Yes, I am very happy to do that. My hon. Friend is exactly right: saying that we do not have the evidence right now is not the same as saying that vaping is not harmful. As I said, the chief medical officer has said that although we can be fine consuming strawberry sherbet ice cream in our tummies, it may not be so good to inhale it. We simply do not know what the truth is. We do believe that carcinogens may be innate in some flavours, and we know that vape products can contain heavy metals in the coils. We know that there can be significant harms from vaping, especially to children. I am happy to state once again, “If you don’t smoke, don’t vape, and children should never vape.”
With those remarks, I hope that my hon. Friend the Member for Copeland will not press the new clause to a vote.

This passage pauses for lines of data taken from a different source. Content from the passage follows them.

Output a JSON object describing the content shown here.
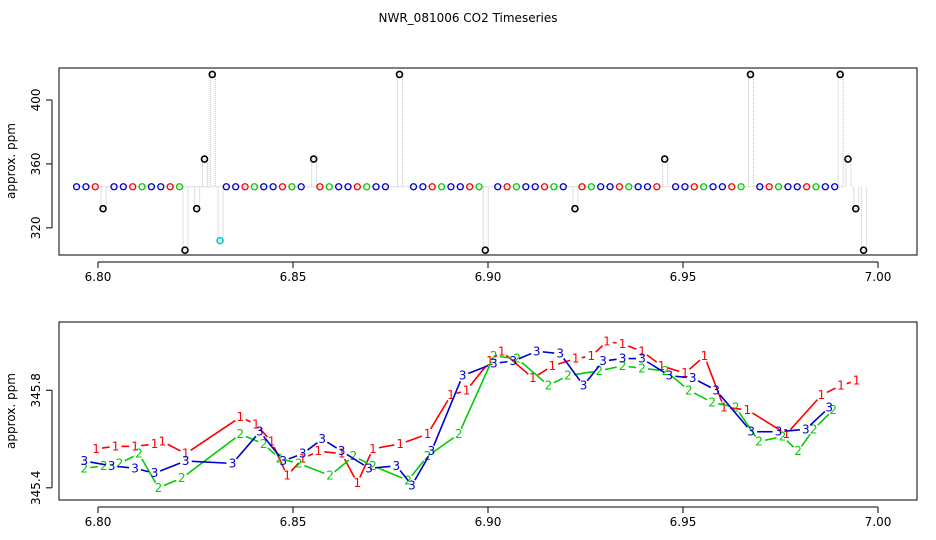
{
  "title": "NWR_081006  CO2 Timeseries",
  "colors": {
    "series1": "#ff0000",
    "series2": "#00cd00",
    "series3": "#0000cd",
    "top_main": "#000000",
    "top_outlier": "#00cdcd",
    "connector": "#bebebe"
  },
  "chart_data": [
    {
      "type": "scatter",
      "title": "",
      "xlabel": "",
      "ylabel": "approx. ppm",
      "xlim": [
        6.79,
        7.01
      ],
      "ylim": [
        303,
        420
      ],
      "xticks": [
        "6.80",
        "6.85",
        "6.90",
        "6.95",
        "7.00"
      ],
      "xtick_values": [
        6.8,
        6.85,
        6.9,
        6.95,
        7.0
      ],
      "yticks": [
        "320",
        "360",
        "400"
      ],
      "ytick_values": [
        320,
        360,
        400
      ],
      "grid": false,
      "baseline_level": 345.7,
      "baseline_x_start": 6.7945,
      "baseline_x_end": 6.9905,
      "baseline_step": 0.0024,
      "points": [
        {
          "x": 6.8013,
          "y": 332
        },
        {
          "x": 6.8223,
          "y": 306
        },
        {
          "x": 6.8253,
          "y": 332
        },
        {
          "x": 6.8273,
          "y": 363
        },
        {
          "x": 6.8293,
          "y": 416
        },
        {
          "x": 6.8553,
          "y": 363
        },
        {
          "x": 6.8773,
          "y": 416
        },
        {
          "x": 6.8993,
          "y": 306
        },
        {
          "x": 6.9223,
          "y": 332
        },
        {
          "x": 6.9453,
          "y": 363
        },
        {
          "x": 6.9673,
          "y": 416
        },
        {
          "x": 6.9903,
          "y": 416
        },
        {
          "x": 6.9923,
          "y": 363
        },
        {
          "x": 6.9943,
          "y": 332
        },
        {
          "x": 6.9963,
          "y": 306
        }
      ],
      "outliers": [
        {
          "x": 6.8313,
          "y": 312
        }
      ]
    },
    {
      "type": "line",
      "title": "",
      "xlabel": "",
      "ylabel": "approx. ppm",
      "xlim": [
        6.79,
        7.01
      ],
      "ylim": [
        345.35,
        346.08
      ],
      "xticks": [
        "6.80",
        "6.85",
        "6.90",
        "6.95",
        "7.00"
      ],
      "xtick_values": [
        6.8,
        6.85,
        6.9,
        6.95,
        7.0
      ],
      "yticks": [
        "345.4",
        "345.8"
      ],
      "ytick_values": [
        345.4,
        345.8
      ],
      "grid": false,
      "series": [
        {
          "label": "1",
          "points": [
            [
              6.7995,
              345.56
            ],
            [
              6.8045,
              345.57
            ],
            [
              6.8095,
              345.57
            ],
            [
              6.8145,
              345.58
            ],
            [
              6.8165,
              345.59
            ],
            [
              6.8225,
              345.54
            ],
            [
              6.8365,
              345.69
            ],
            [
              6.8405,
              345.66
            ],
            [
              6.8445,
              345.59
            ],
            [
              6.8485,
              345.45
            ],
            [
              6.8525,
              345.52
            ],
            [
              6.8565,
              345.55
            ],
            [
              6.8625,
              345.54
            ],
            [
              6.8665,
              345.42
            ],
            [
              6.8705,
              345.56
            ],
            [
              6.8775,
              345.58
            ],
            [
              6.8845,
              345.62
            ],
            [
              6.8905,
              345.78
            ],
            [
              6.8945,
              345.8
            ],
            [
              6.9005,
              345.92
            ],
            [
              6.9035,
              345.96
            ],
            [
              6.9115,
              345.85
            ],
            [
              6.9165,
              345.9
            ],
            [
              6.9225,
              345.93
            ],
            [
              6.9265,
              345.94
            ],
            [
              6.9305,
              346.0
            ],
            [
              6.9345,
              345.99
            ],
            [
              6.9395,
              345.96
            ],
            [
              6.9445,
              345.9
            ],
            [
              6.9505,
              345.87
            ],
            [
              6.9555,
              345.94
            ],
            [
              6.9605,
              345.73
            ],
            [
              6.9665,
              345.72
            ],
            [
              6.9765,
              345.62
            ],
            [
              6.9855,
              345.78
            ],
            [
              6.9905,
              345.82
            ],
            [
              6.9945,
              345.84
            ]
          ]
        },
        {
          "label": "2",
          "points": [
            [
              6.7965,
              345.48
            ],
            [
              6.8015,
              345.49
            ],
            [
              6.8055,
              345.5
            ],
            [
              6.8105,
              345.54
            ],
            [
              6.8155,
              345.4
            ],
            [
              6.8215,
              345.44
            ],
            [
              6.8365,
              345.62
            ],
            [
              6.8425,
              345.58
            ],
            [
              6.8465,
              345.52
            ],
            [
              6.8515,
              345.5
            ],
            [
              6.8595,
              345.45
            ],
            [
              6.8655,
              345.53
            ],
            [
              6.8705,
              345.49
            ],
            [
              6.8795,
              345.43
            ],
            [
              6.8845,
              345.53
            ],
            [
              6.8925,
              345.62
            ],
            [
              6.9015,
              345.94
            ],
            [
              6.9075,
              345.93
            ],
            [
              6.9155,
              345.82
            ],
            [
              6.9205,
              345.86
            ],
            [
              6.9285,
              345.88
            ],
            [
              6.9345,
              345.9
            ],
            [
              6.9395,
              345.89
            ],
            [
              6.9455,
              345.88
            ],
            [
              6.9515,
              345.8
            ],
            [
              6.9575,
              345.75
            ],
            [
              6.9635,
              345.73
            ],
            [
              6.9695,
              345.59
            ],
            [
              6.9755,
              345.61
            ],
            [
              6.9795,
              345.55
            ],
            [
              6.9835,
              345.64
            ],
            [
              6.9885,
              345.72
            ]
          ]
        },
        {
          "label": "3",
          "points": [
            [
              6.7965,
              345.51
            ],
            [
              6.8035,
              345.49
            ],
            [
              6.8095,
              345.48
            ],
            [
              6.8145,
              345.46
            ],
            [
              6.8225,
              345.51
            ],
            [
              6.8345,
              345.5
            ],
            [
              6.8415,
              345.63
            ],
            [
              6.8475,
              345.51
            ],
            [
              6.8525,
              345.54
            ],
            [
              6.8575,
              345.6
            ],
            [
              6.8625,
              345.55
            ],
            [
              6.8695,
              345.48
            ],
            [
              6.8765,
              345.49
            ],
            [
              6.8805,
              345.41
            ],
            [
              6.8855,
              345.55
            ],
            [
              6.8935,
              345.86
            ],
            [
              6.9015,
              345.91
            ],
            [
              6.9065,
              345.92
            ],
            [
              6.9125,
              345.96
            ],
            [
              6.9185,
              345.95
            ],
            [
              6.9245,
              345.82
            ],
            [
              6.9295,
              345.92
            ],
            [
              6.9345,
              345.93
            ],
            [
              6.9395,
              345.93
            ],
            [
              6.9465,
              345.86
            ],
            [
              6.9525,
              345.85
            ],
            [
              6.9585,
              345.8
            ],
            [
              6.9675,
              345.63
            ],
            [
              6.9745,
              345.63
            ],
            [
              6.9815,
              345.64
            ],
            [
              6.9875,
              345.73
            ]
          ]
        }
      ]
    }
  ]
}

There could be no better Minister to convince me of her concern for babies, children and young people. On that basis, I beg to ask leave to withdraw the motion.
Clause, by leave, withdrawn.
I am flying a bit free here, but new clauses 16, 19, 20 and 22, all tabled by the hon. Member for Sleaford and North Hykeham, may have been caught by the Minister’s commitment to look deeply into the advertising issue and might therefore not be moved. However, I want to give Members the opportunity to do so if they wish.
It appears that the Minister’s reassurance has convinced the Committee.
Question proposed, That the Chair do report the Bill, as amended, to the House.
I rise to thank all Members, on both sides, for their time, their focus, and their really well thought through and considered contributions in this Committee. The scrutiny has been carried out in the best traditions of this place, aiming to achieve something that this Parliament can be proud of.
I also thank you, Sir Gary, for your excellent chairmanship—[Hon. Members: “Hear, hear!”]—and all the other Chairs who have taken us through this life-changing Bill, as well as the officials and civil servants who have supported us, and the Bill team, who did extremely well in putting this together. Finally, I thank the Clerks, who always brilliantly support everything that goes on in this place.
I echo the Minister’s thanks. This Bill implements a flagship public health policy, and all of us are privileged to have taken part in the passage of this world-leading legislation. It is really important that we have heard so many powerful testimonies about the health impacts of smoking, but parents are also worried about the increase in youth vaping, so the fact that we are to ban the marketing and sale of vapes to children will be welcomed by many people across the country.
I put on record my thanks to you, Sir Gary, for brilliantly chairing our sittings, and to the Minister, who has been very gracious in her responses. I thank colleagues on both sides of the Committee; it has been brilliant to work with them all and to reach a degree of consensus, although I have no doubt there will be many more things to discuss on Report. I also thank the Clerks and everyone on the Bill team. It has been a privilege.
Question put and agreed to.
Bill, as amended, accordingly to be reported.